Exploiter dès maintenant le gaz de houille
Une des propositions encourage les pouvoirs publics à poursuivre l'exploration puis engager, dès que possible, l'exploitation du gaz de houille (gaz de couche). En effet, selon l'Opecst, cette exploitation ne nécessite pas de recourir à la fracturation hydraulique, que ce soit pour récupérer le grisou des anciennes mines ou pour exploiter le gaz de couche (coal bed methan, en anglais).
En conséquence, si la rentabilité des opérations est démontrée, son exploitation "pourrait et devrait commencer sans délai", précise Christian Bataille, évoquant un gisement suffisant pour produire durant 30 à 40 ans l'équivalant du tiers des importations de gaz actuelles.
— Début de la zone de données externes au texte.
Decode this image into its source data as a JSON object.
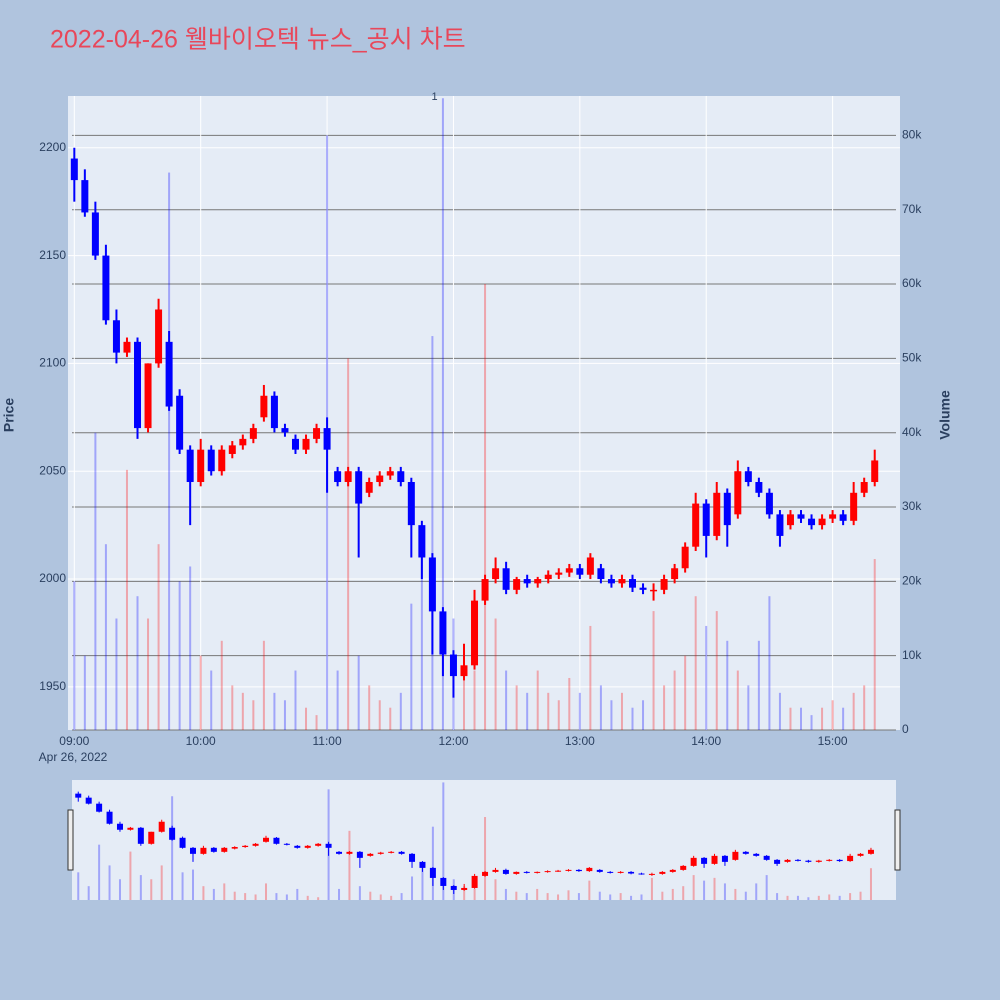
{
  "chart_data": {
    "type": "candlestick",
    "title": "2022-04-26 웰바이오텍 뉴스_공시 차트",
    "y_title": "Price",
    "y2_title": "Volume",
    "x_date_label": "Apr 26, 2022",
    "x": [
      "09:00",
      "09:05",
      "09:10",
      "09:15",
      "09:20",
      "09:25",
      "09:30",
      "09:35",
      "09:40",
      "09:45",
      "09:50",
      "09:55",
      "10:00",
      "10:05",
      "10:10",
      "10:15",
      "10:20",
      "10:25",
      "10:30",
      "10:35",
      "10:40",
      "10:45",
      "10:50",
      "10:55",
      "11:00",
      "11:05",
      "11:10",
      "11:15",
      "11:20",
      "11:25",
      "11:30",
      "11:35",
      "11:40",
      "11:45",
      "11:50",
      "11:55",
      "12:00",
      "12:05",
      "12:10",
      "12:15",
      "12:20",
      "12:25",
      "12:30",
      "12:35",
      "12:40",
      "12:45",
      "12:50",
      "12:55",
      "13:00",
      "13:05",
      "13:10",
      "13:15",
      "13:20",
      "13:25",
      "13:30",
      "13:35",
      "13:40",
      "13:45",
      "13:50",
      "13:55",
      "14:00",
      "14:05",
      "14:10",
      "14:15",
      "14:20",
      "14:25",
      "14:30",
      "14:35",
      "14:40",
      "14:45",
      "14:50",
      "14:55",
      "15:00",
      "15:05",
      "15:10",
      "15:15",
      "15:20"
    ],
    "open": [
      2195,
      2185,
      2170,
      2150,
      2120,
      2105,
      2110,
      2070,
      2100,
      2110,
      2085,
      2060,
      2045,
      2060,
      2050,
      2058,
      2062,
      2065,
      2075,
      2085,
      2070,
      2065,
      2060,
      2065,
      2070,
      2050,
      2045,
      2050,
      2040,
      2045,
      2048,
      2050,
      2045,
      2025,
      2010,
      1985,
      1965,
      1955,
      1960,
      1990,
      2000,
      2005,
      1995,
      2000,
      1998,
      2000,
      2002,
      2003,
      2005,
      2002,
      2005,
      2000,
      1998,
      2000,
      1996,
      1995,
      1995,
      2000,
      2005,
      2015,
      2035,
      2020,
      2040,
      2030,
      2050,
      2045,
      2040,
      2030,
      2025,
      2030,
      2028,
      2025,
      2028,
      2030,
      2027,
      2040,
      2045
    ],
    "high": [
      2200,
      2190,
      2175,
      2155,
      2125,
      2112,
      2112,
      2100,
      2130,
      2115,
      2088,
      2062,
      2065,
      2062,
      2062,
      2064,
      2067,
      2072,
      2090,
      2087,
      2072,
      2067,
      2067,
      2072,
      2075,
      2052,
      2052,
      2052,
      2047,
      2050,
      2052,
      2052,
      2047,
      2027,
      2012,
      1987,
      1967,
      1970,
      1995,
      2002,
      2010,
      2008,
      2001,
      2002,
      2001,
      2004,
      2005,
      2007,
      2007,
      2012,
      2007,
      2002,
      2002,
      2002,
      1998,
      1998,
      2002,
      2007,
      2017,
      2040,
      2037,
      2045,
      2042,
      2055,
      2052,
      2047,
      2042,
      2032,
      2032,
      2032,
      2030,
      2030,
      2032,
      2032,
      2045,
      2047,
      2060
    ],
    "low": [
      2175,
      2168,
      2148,
      2118,
      2100,
      2103,
      2065,
      2068,
      2098,
      2078,
      2058,
      2025,
      2043,
      2048,
      2048,
      2056,
      2060,
      2063,
      2073,
      2068,
      2066,
      2058,
      2058,
      2063,
      2040,
      2043,
      2043,
      2010,
      2038,
      2043,
      2046,
      2043,
      2010,
      2000,
      1965,
      1955,
      1945,
      1953,
      1958,
      1988,
      1998,
      1993,
      1993,
      1996,
      1996,
      1998,
      2000,
      2001,
      2000,
      2000,
      1998,
      1996,
      1996,
      1994,
      1993,
      1990,
      1993,
      1998,
      2003,
      2013,
      2010,
      2018,
      2015,
      2028,
      2043,
      2038,
      2028,
      2015,
      2023,
      2026,
      2023,
      2023,
      2026,
      2025,
      2025,
      2038,
      2043
    ],
    "close": [
      2185,
      2170,
      2150,
      2120,
      2105,
      2110,
      2070,
      2100,
      2125,
      2080,
      2060,
      2045,
      2060,
      2050,
      2060,
      2062,
      2065,
      2070,
      2085,
      2070,
      2068,
      2060,
      2065,
      2070,
      2060,
      2045,
      2050,
      2035,
      2045,
      2048,
      2050,
      2045,
      2025,
      2010,
      1985,
      1965,
      1955,
      1960,
      1990,
      2000,
      2005,
      1995,
      2000,
      1998,
      2000,
      2002,
      2003,
      2005,
      2002,
      2010,
      2000,
      1998,
      2000,
      1996,
      1995,
      1995,
      2000,
      2005,
      2015,
      2035,
      2020,
      2040,
      2025,
      2050,
      2045,
      2040,
      2030,
      2020,
      2030,
      2028,
      2025,
      2028,
      2030,
      2027,
      2040,
      2045,
      2055
    ],
    "volume": [
      20000,
      10000,
      40000,
      25000,
      15000,
      35000,
      18000,
      15000,
      25000,
      75000,
      20000,
      22000,
      10000,
      8000,
      12000,
      6000,
      5000,
      4000,
      12000,
      5000,
      4000,
      8000,
      3000,
      2000,
      80000,
      8000,
      50000,
      10000,
      6000,
      4000,
      3000,
      5000,
      17000,
      25000,
      53000,
      85000,
      15000,
      10000,
      8000,
      60000,
      15000,
      8000,
      6000,
      5000,
      8000,
      5000,
      4000,
      7000,
      5000,
      14000,
      6000,
      4000,
      5000,
      3000,
      4000,
      16000,
      6000,
      8000,
      10000,
      18000,
      14000,
      16000,
      12000,
      8000,
      6000,
      12000,
      18000,
      5000,
      3000,
      3000,
      2000,
      3000,
      4000,
      3000,
      5000,
      6000,
      23000
    ],
    "increasing_color": "#ff0000",
    "decreasing_color": "#0000ff",
    "xlim": [
      "08:57",
      "15:32"
    ],
    "xticks": [
      "09:00",
      "10:00",
      "11:00",
      "12:00",
      "13:00",
      "14:00",
      "15:00"
    ],
    "ylim": [
      1930,
      2224
    ],
    "yticks": [
      1950,
      2000,
      2050,
      2100,
      2150,
      2200
    ],
    "y2lim": [
      0,
      85300
    ],
    "y2ticks": [
      0,
      {
        "value": 10000,
        "label": "10k"
      },
      {
        "value": 20000,
        "label": "20k"
      },
      {
        "value": 30000,
        "label": "30k"
      },
      {
        "value": 40000,
        "label": "40k"
      },
      {
        "value": 50000,
        "label": "50k"
      },
      {
        "value": 60000,
        "label": "60k"
      },
      {
        "value": 70000,
        "label": "70k"
      },
      {
        "value": 80000,
        "label": "80k"
      }
    ],
    "annotations": [
      {
        "x": "11:51",
        "text": "1"
      }
    ],
    "grid": true,
    "rangeslider": true
  }
}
Pour atteindre ces objectifs, la première recommandation du rapport est de "faire de la connaissance de notre sous-sol dans tous ses aspects une priorité de la recherche", en utilisant notamment les techniques non invasives telles que l'analyse sismique. Cependant, ce premier point passe par l'abrogation de la circulaire du 21 septembre 2012 de la ministre de l'Ecologie, Delphine Batho, qui précise l'application de la loi du 13 juillet 2011. Celle-ci indique que la technique "de sismique réflexion" ne pourra être utilisée que dans les zones géographiques où cela peut être justifié par la recherche d'hydrocarbures conventionnels. Une "circulaire scandaleuse" estime Christian Bataille, alors que Jean-Claude Lenoir juge pour sa part que "la plume de la ministre a dérapé".
"Si les premiers résultats sont concluants, [il faudra] forer quelques dizaines de puits d'exploration en appliquant toutes les précautions aujourd'hui connues", propose le document. Les rapporteurs n'ont d'ailleurs pas manqué de préciser qu'une quarantaine d'opérations de fracturation hydraulique ont été réalisées en France avant son interdiction.
Une fois la ressource évaluée, il conviendra de poursuivre la recherche sur les techniques d'exploration et d'exploitation des hydrocarbures de roches mères et leurs effets sur l'environnement, suggère le rapport. Pour cela il émet trois recommandations : en premier lieu, il faudrait "mettre en œuvre la loi du 13 juillet 2011 dans toutes ses composantes" en établissant la Commission nationale d'orientation, de suivi et d'évaluation des techniques d'exploration et d'exploitation des hydrocarbures liquides et gazeux, en rendant au Parlement le rapport annuel prévu par l'article 4 et en mettant en place le programme d'expérimentations scientifiques sous contrôle public. "On va le réclamer avec force", précise Christian Bataille à ce sujet. Les deux autres recommandations visent à "établir un programme de recherche (…) conforme aux orientations proposées par l'Alliance nationale de coordination de la recherche pour l'énergie (Ancre)" et à conduire "des expérimentations dans un puits test, destinées à valider des techniques de stimulation améliorées".
Enfin, les rapporteurs proposent d'utiliser les hydrocarbures non conventionnels pour faciliter la transition énergétique et de créer un intérêt local à l'exploitation des ressources du sous-sol. L'Opecst espère que la problématique des hydrocarbures non conventionnels sera incluse dans le débat sur la transition énergétique et qu'il sera envisagé de faire partiellement financer la transition énergétique par les éventuelles retombées financières des gaz de schiste. Quant à l'acceptation des riverains et des collectivités locales, l'office estime qu'elle pourrait être obtenue "[en réformant] le code minier pour faire bénéficier les collectivités locales et les propriétaires qui pourraient être impactés de retombées financières".